For some years my home/office answering message said, “Do not listen carefully to this message. It hasn’t changed in over 10 years. When you hear a beep, leave a message. (BEEP!)
Some of my friends now have phone messages that say something like, “I can’t get to the phone right now. You know what to do.” Obviously, if you have a three-digit IQ, or even one in the high two-digit range, you are going to leave a message after the beep, right?
I believe a phone message should be as brief as possible: “This is Robin Miller. I can’t talk right now. Please leave a message,” gets the point across in very few words. I’ve told you who I am, in case you don’t know me well enough to recognize my voice, I’ve told you I can’t talk right now, and I’ve invited you to leave a message. If you know enough to include your phone number and the best time to call, along with perhaps a few words telling me what you want to talk about, I probably need to talk with you — or at least I should return your call as a basic courtesy.
The best piece of phone etiquette is simple: answer the darn thing whenever you can. If you’re driving and you’re someplace it would be dangerous or illegal to talk on your phone, don’t. I think we all understand that there are times when you are involved in activities that preclude paying attention to your telephone. But as a general rule, try to be as available as possible, as much of the time as possible.
‘Paging Mr. Miller… long distance for Mr. Miller’
Once upon a time a bellman at the Beverly Hills Hotel paged me, then brought a phone to my poolside lounge chair on a silver tray.

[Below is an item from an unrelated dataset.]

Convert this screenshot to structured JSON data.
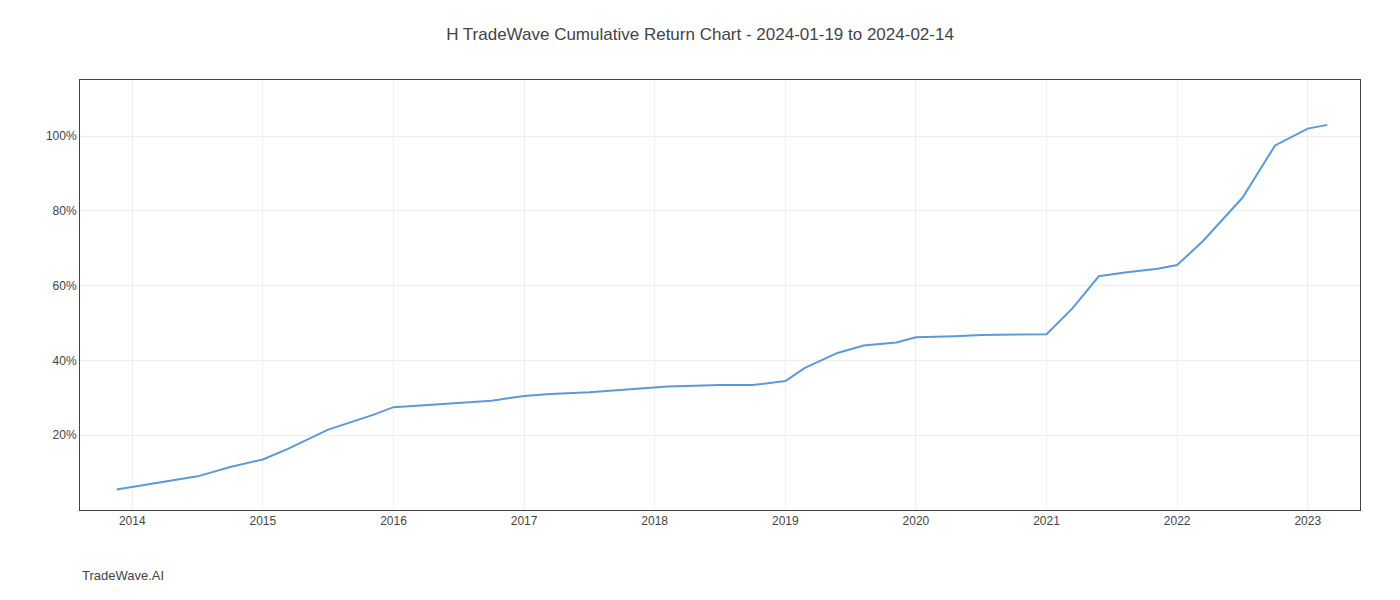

That was a very lah-di-dah moment in my life — that took place over 35 years ago, and probably will never be repeated. And since anyone who can afford to buy even a single domestic beer in The Polo Lounge these days has a cell phone, chances are slim that a natty hotel bellman will ever page you for a phone call.
Times change — and not necessarily for the better.
And long distance? Kids, you aren’t going to believe this, but once upon a time, it cost real money to call Los Angeles from New York, so when a long distance call came in you dropped what you were doing to answer it. Now I routinely pick up my (cell) phone and chat with my friend Mayank in New Delhi as casually as I once chatted with a neighbor a few blocks away.
Long distance has lost its power.
And so has poor phone etiquette. When big companies first started replacing live phone operators with automated voices, the idea was met with shock and awe. Now it is merely irritating.
If you have your own company, or you are a self-employed freelancer or consultant, one of the most customer-pleasing moves you can make is to answer your phone as much of the time as possible, and to return all calls as soon as you possibly (and safely) can.